You can transmit additional parameters to Yandex.Metrica while users are interacting with the site. However, it is important to differentiate between session or pageview parameters and user parameters. User parameters differ from session or pageview parameters in that they aren't tied to a specific time of the site session.

For example, the “send feedback” event belongs to a specific session, because the user could only submit the feedback once over the entire history of sessions. There isn't any point in making this event a user attribute, because the reports would make it look like this user submitted the same feedback once during every session.

To compare the behavior of users who have left feedback at least once with those who have never sent feedback, you need to configure sending this event via session parameters, and then create the appropriate segments. The user parameters should only transmit attributes that don't change from session to session, and that don't contain users' personal information. For instance, you can transmit the type of client — “retail” or “wholesale”.

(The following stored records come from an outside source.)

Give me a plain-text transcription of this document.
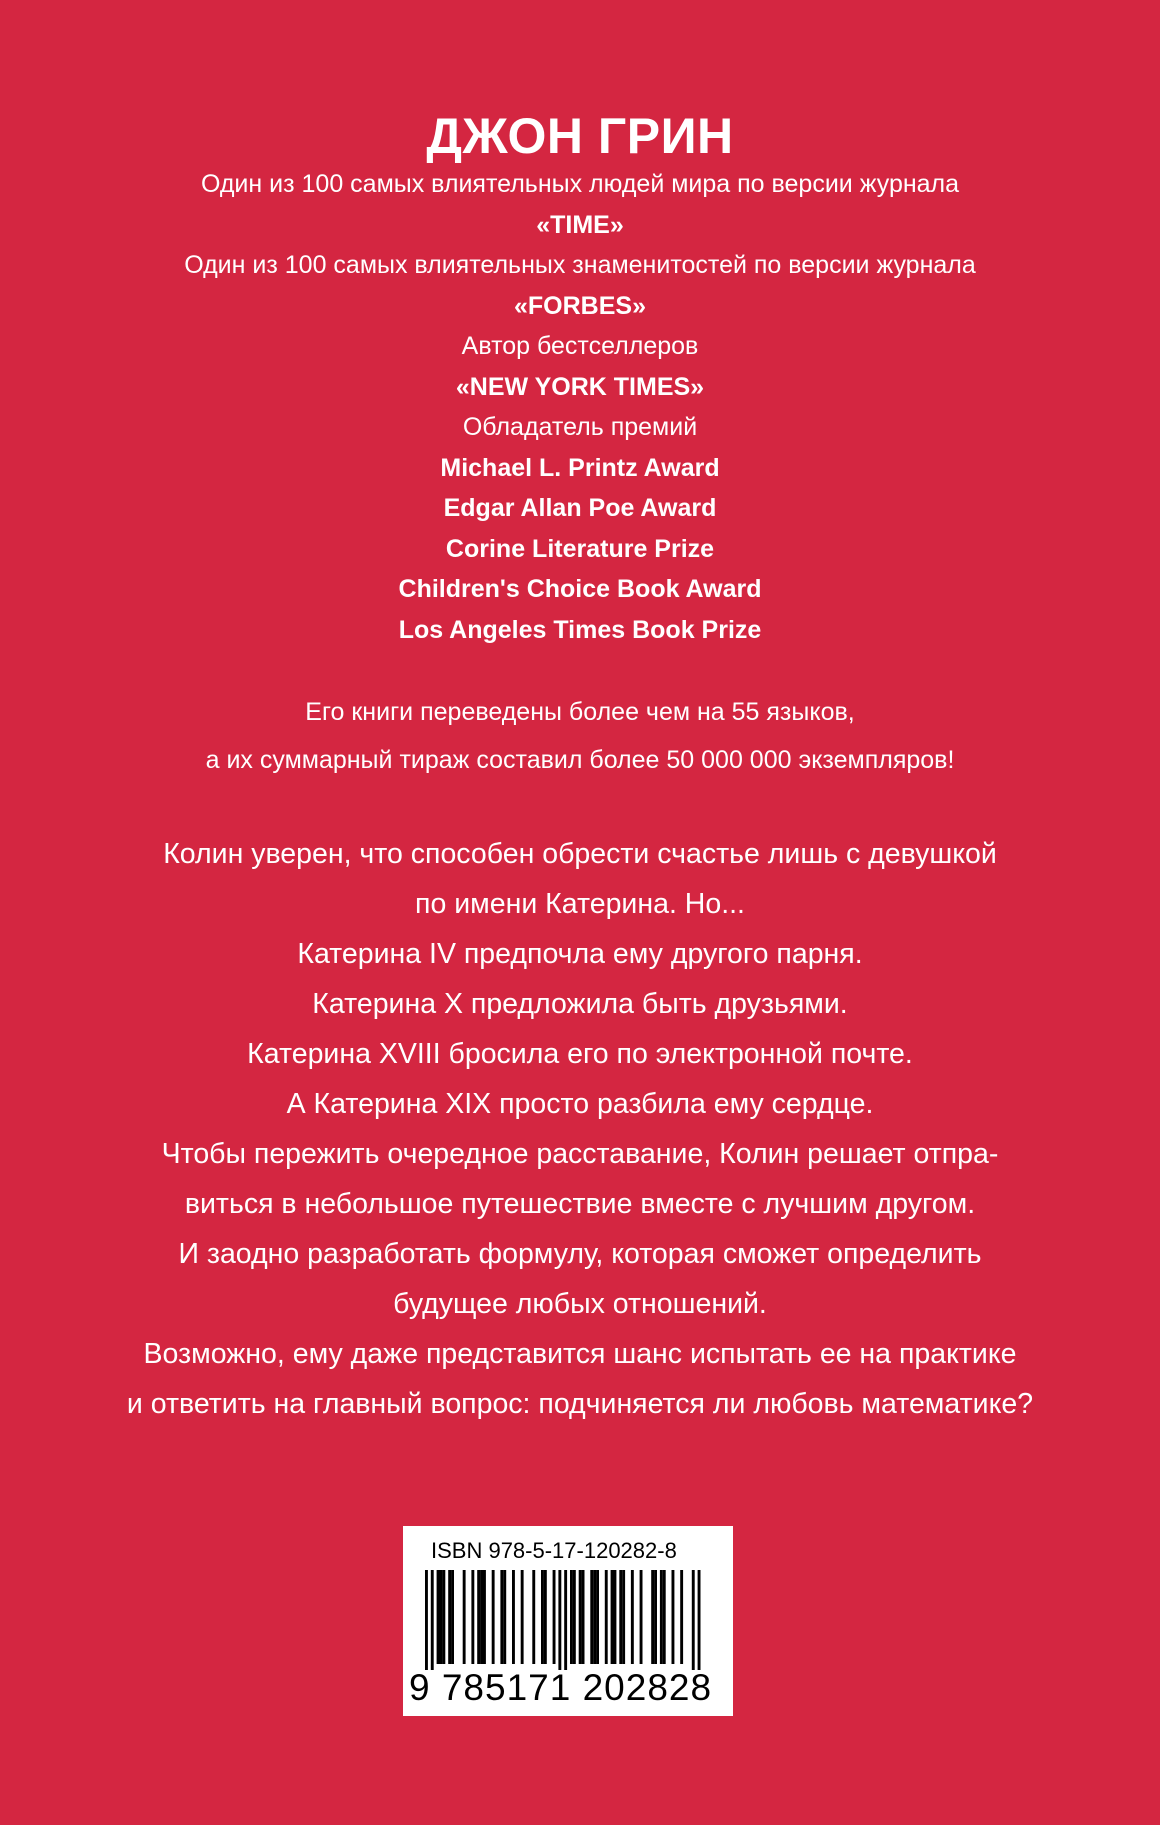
ДЖОН ГРИН
Один из 100 самых влиятельных людей мира по версии журнала
«TIME»
Один из 100 самых влиятельных знаменитостей по версии журнала
«FORBES»
Автор бестселлеров
«NEW YORK TIMES»
Обладатель премий
Michael L. Printz Award
Edgar Allan Poe Award
Corine Literature Prize
Children's Choice Book Award
Los Angeles Times Book Prize
Его книги переведены более чем на 55 языков,
а их суммарный тираж составил более 50 000 000 экземпляров!
Колин уверен, что способен обрести счастье лишь с девушкой
по имени Катерина. Но...
Катерина IV предпочла ему другого парня.
Катерина X предложила быть друзьями.
Катерина XVIII бросила его по электронной почте.
А Катерина XIX просто разбила ему сердце.
Чтобы пережить очередное расставание, Колин решает отпра-
виться в небольшое путешествие вместе с лучшим другом.
И заодно разработать формулу, которая сможет определить
будущее любых отношений.
Возможно, ему даже представится шанс испытать ее на практике
и ответить на главный вопрос: подчиняется ли любовь математике?
ISBN 978-5-17-120282-8
9 785171 202828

Receiving and displaying data. Metrics

Each object is defined by the start time of the corresponding event (or sequence of events).

So we can select statistical objects of a specific type within a certain time period. Then we can use attribute values to calculate a variety of absolute or average numbers. These numbers are called metrics. Examples are the overall number of pageviews, or the number of sessions with a depth greater than 5.

Metrics are always calculated for the same type of statistical objects.

A typical task when analyzing metrics is to determine how much one of the groups contributes to the total. For example, you may want to find out how many of a site's users are men, and how many are women. In Yandex.Metrica, you can define groups of objects using conditions placed on attribute values, and calculate the metric values for each group. This process of breaking up a total into its parts is called dimensions.

Often you don't need all the objects, but just those that match the specified criteria. For example, you want to analyze the behavior of users who click through from ads. In Yandex.Metrica, you can form a sample of desired objects using conditions placed on attribute values. This process is called segmentation, and the selected set of objects is a segment.

Segmentation and dimensions can be used together. For example, you can select a segment of sessions that came from search engines, and group the sessions by keyword.

For viewing and analyzing metrics, reports and widgets are used. For studying user behavior, Session Replay, maps, and the form analysis service are available.